May 19 – Kingsnake on the trail. Golden eagle. 12 miles in 3 hours to get lunch at a lakeside tavern in a sequestered New Jersey town. 
Stopping every few days in a different place has made me acutely aware of the fact that no two communities are quite the same. Back in Port Clinton there were old men in baseball caps fly fishing on weekends and old cedar walled barber shops. Here in — let me look up the name — Sandyston, there’s a lake but no fisherman and every driveway has got some kind of jumped up truck, most sporting bruised, off-color replacement parts and hydraulic winches mounted to brush guards. PC was a Pennsylvania town stuck to the old ways, full of retired handymen who could fix anything. Sandyston was home to the wreckers, the ones who build homemade ramps to reenact monster truck derbies and are notorious for yelling things like, “hey, check THIS out!”
I like Sandyston though. For the burgers and the lakeside chairs and even more than that for reminding me that people are different everywhere.

There’s something liberating about realizing that people can live by beliefs and values that are all fragmented into different shapes.

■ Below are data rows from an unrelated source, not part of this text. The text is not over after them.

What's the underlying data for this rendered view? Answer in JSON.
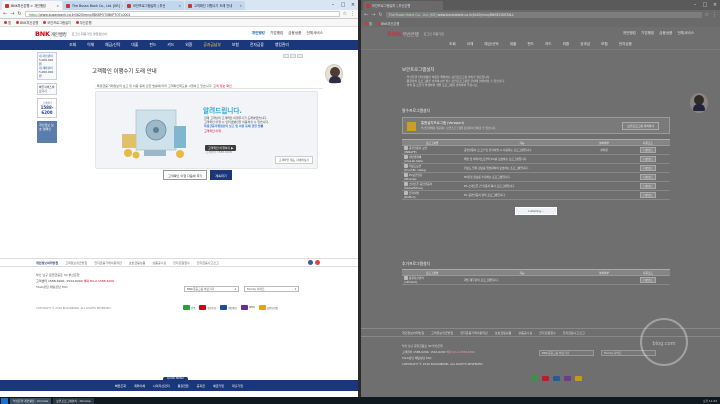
{
  "left_window": {
    "tabs": [
      {
        "label": "BNK부산은행 > 개인뱅킹",
        "active": true
      },
      {
        "label": "The Busan Bank Co., Ltd. [KR]",
        "active": false
      },
      {
        "label": "보안프로그램설치 | 부산",
        "active": false
      },
      {
        "label": "고객확인 이행수기 도래 안내",
        "active": false
      }
    ],
    "url_secure": "https://",
    "url": "www.busanbank.co.kr/ib20/mnu/IBKBPOT/IBKPTOTL0001",
    "bookmarks": [
      "앱",
      "BNK부산은행",
      "보안프로그램설치",
      "부산은행"
    ],
    "site": {
      "logo": "BNK",
      "logo_sub": "개인뱅킹",
      "util": "로그인 회원가입 영업점안내",
      "top_nav": [
        "개인뱅킹",
        "기업뱅킹",
        "금융상품",
        "전체서비스"
      ],
      "menu": [
        "조회",
        "이체",
        "예금/신탁",
        "대출",
        "펀드",
        "카드",
        "외환",
        "공과금납부",
        "보험",
        "전자금융",
        "뱅킹관리"
      ],
      "left_panel": {
        "items": [
          "내 자산관리",
          "5,000,000원",
          "내 계좌관리",
          "5,000,000원"
        ],
        "quick_label": "빠른서비스바로가기",
        "call_label": "고객센터",
        "call_num": "1588-6200",
        "banner": "개인정보 보호 캠페인"
      },
      "page_title": "고객확인 이행수기 도래 안내",
      "notice": "· 특정금융거래정보의 보고 및 이용 등에 관한 법률에 따라 고객확인제도를 시행하고 있습니다.",
      "notice_red": "고객 정보 확인",
      "hero_title": "알려드립니다.",
      "hero_p1": "현재 고객님의 고객확인 이행주기가 도래하였습니다.",
      "hero_p2": "고객확인 이행 시 인터넷뱅킹을 이용하실 수 있습니다.",
      "hero_blue": "특정금융거래정보의 보고 및 이용 등에 관한 법률",
      "hero_red": "고객확인 이행",
      "hero_btn": "고객확인 이행하기 ▶",
      "hero_small": "· 고객센터 1588-6200",
      "hero_more": "고객확인 제도 자세히보기",
      "btn_later": "고객확인 이행 다음에 하기",
      "btn_do": "계속하기"
    },
    "footer": {
      "links": [
        "개인정보처리방침",
        "고객정보취급방침",
        "전자금융거래이용약관",
        "보호금융상품",
        "상품공시실",
        "전자민원접수",
        "전자금융사고신고",
        "전자금융사기예방서비스"
      ],
      "info1": "부산 남구 문현금융로 30 부산은행",
      "tel1": "고객센터 1588-6200, 1544-6200",
      "tel2": "해외 82-2-1588-6200",
      "biz": "TALK상담 채팅상담 FAQ",
      "copyright": "COPYRIGHT © 2016 BUSANBANK, ALL RIGHTS RESERVED.",
      "select1": "BNK금융그룹 바로가기",
      "select2": "Family 사이트",
      "certs": [
        "인증",
        "정보보호",
        "개인정보",
        "ISMS",
        "금융보안원"
      ],
      "quick_tag": "QUICK MENU",
      "quick": [
        "빠른조회",
        "계좌이체",
        "나의자산관리",
        "통장전환",
        "공과금",
        "예금가입",
        "대출가입"
      ]
    }
  },
  "right_window": {
    "tabs": [
      {
        "label": "보안프로그램설치 | 부산은행",
        "active": true
      }
    ],
    "url_secure": "The Busan Bank Co., Ltd. [KR]",
    "url": "www.busanbank.co.kr/ib20/mnu/IBKSECINSTALL",
    "bookmarks": [
      "앱",
      "BNK부산은행"
    ],
    "site": {
      "logo": "BNK",
      "logo_sub": "부산은행",
      "util": "로그인 회원가입",
      "top_nav": [
        "개인뱅킹",
        "기업뱅킹",
        "금융상품",
        "전체서비스"
      ],
      "menu": [
        "조회",
        "이체",
        "예금/신탁",
        "대출",
        "펀드",
        "카드",
        "외환",
        "공과금",
        "보험",
        "전자금융"
      ],
      "page_title": "보안프로그램설치",
      "desc": [
        "· 부산은행 인터넷뱅킹 이용을 위해서는 보안프로그램 설치가 필요합니다.",
        "· 통합설치 프로그램을 설치하시면 필수 보안프로그램을 한번에 설치하실 수 있습니다.",
        "· 설치 중 오류가 발생하면 개별 프로그램을 설치하여 주십시오."
      ],
      "sub_required": "필수프로그램설치",
      "card_title": "통합설치프로그램 (Veraport)",
      "card_desc": "부산은행에서 제공하는 보안프로그램을 통합하여 설치할 수 있습니다.",
      "card_btn": "보안프로그램 설치하기",
      "table_headers": [
        "프로그램명",
        "기능",
        "설치여부",
        "다운로드"
      ],
      "rows": [
        {
          "name": "공인인증서 보안",
          "sub": "(INISAFE)",
          "func": "공인인증서 로그인 및 전자서명 시 사용되는 프로그램입니다.",
          "status": "설치됨",
          "dl": "다운로드"
        },
        {
          "name": "개인방화벽",
          "sub": "(AhnLab Safe)",
          "func": "해킹 및 바이러스로부터 PC를 보호하는 프로그램입니다.",
          "status": "",
          "dl": "다운로드"
        },
        {
          "name": "키보드보안",
          "sub": "(TouchEn nxKey)",
          "func": "키보드 입력 정보를 암호화하여 보호하는 프로그램입니다.",
          "status": "",
          "dl": "다운로드"
        },
        {
          "name": "PC보안진단",
          "sub": "(IPinside)",
          "func": "PC환경 정보를 수집하는 프로그램입니다.",
          "status": "",
          "dl": "다운로드"
        },
        {
          "name": "스마트폰 공인인증서",
          "sub": "(SGCertMove)",
          "func": "PC-스마트폰 간 인증서 복사 프로그램입니다.",
          "status": "",
          "dl": "다운로드"
        },
        {
          "name": "전자서명",
          "sub": "(Delfino)",
          "func": "PC 공인인증서 관리 프로그램입니다.",
          "status": "",
          "dl": "다운로드"
        }
      ],
      "installing": "Installing...",
      "sub_optional": "추가프로그램설치",
      "opt_rows": [
        {
          "name": "통합자산관리",
          "sub": "(nProtect)",
          "func": "개인 재무관리 프로그램입니다.",
          "status": "",
          "dl": "다운로드"
        }
      ],
      "footer_links": [
        "개인정보처리방침",
        "고객정보취급방침",
        "전자금융거래이용약관",
        "보호금융상품",
        "상품공시실",
        "전자민원접수",
        "전자금융사고신고",
        "전자금융사기예방서비스"
      ],
      "footer_info": "부산 남구 문현금융로 30 부산은행",
      "footer_tel": "고객센터 1588-6200, 1544-6200",
      "footer_tel2": "해외 82-2-1588-6200",
      "footer_biz": "TALK상담 채팅상담 FAQ",
      "footer_copy": "COPYRIGHT © 2016 BUSANBANK, ALL RIGHTS RESERVED.",
      "select1": "BNK금융그룹 바로가기",
      "select2": "Family 사이트"
    },
    "watermark": "blog.com"
  },
  "taskbar": {
    "items": [
      "부산은행 개인뱅킹 - Chrome",
      "보안프로그램설치 - Chrome"
    ],
    "clock": "오전 11:24"
  },
  "colors": {
    "bnk_red": "#d0021b",
    "bnk_navy": "#19377a",
    "hero_blue": "#2aa7d8"
  }
}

We all remember kindergarten, playing with blocks and fitting square pegs into square holes. Well, people aren’t like that. There aren’t hard lines or edges where we begin and end. Instead, we’re like water, we can take any shape. We all see the world differently, that’s part of what it means to be human. If we all had the same logical opinions about everything we’d be machines.
I like red, you like blue: there’s no logic there, only emotion. We like what we like. And when it comes to something as mundane as favorite colors most people are tolerant of opposing opinions.
But in some cases, like when we hear of a Muslim extremist burning a Christian church or vice versa, people fail to tolerate beliefs contrary to their own. The differences in opinion just seem too huge and they wind up at each other’s throats. The Joker in Christopher Nolan’s The Dark Knight calls this “aggressive expansion.” I’ll call it what it is: cognitive imperialism. Simply put it’s when two people go to war, each intending to conquer the other’s worldview and replace it with their own.
My philosophy is to try and see the world from all these contrary different points of view, to see the mosaic in which my ideas are only a single fragmented lens. It’s helped me see that there’s no one right way to live life. Everyone finds their own path through the maze.
It also helps me avoid fights. You’re less likely to get hit if you can listen to someone’s angry rant and at the end be able to say, “I understand.”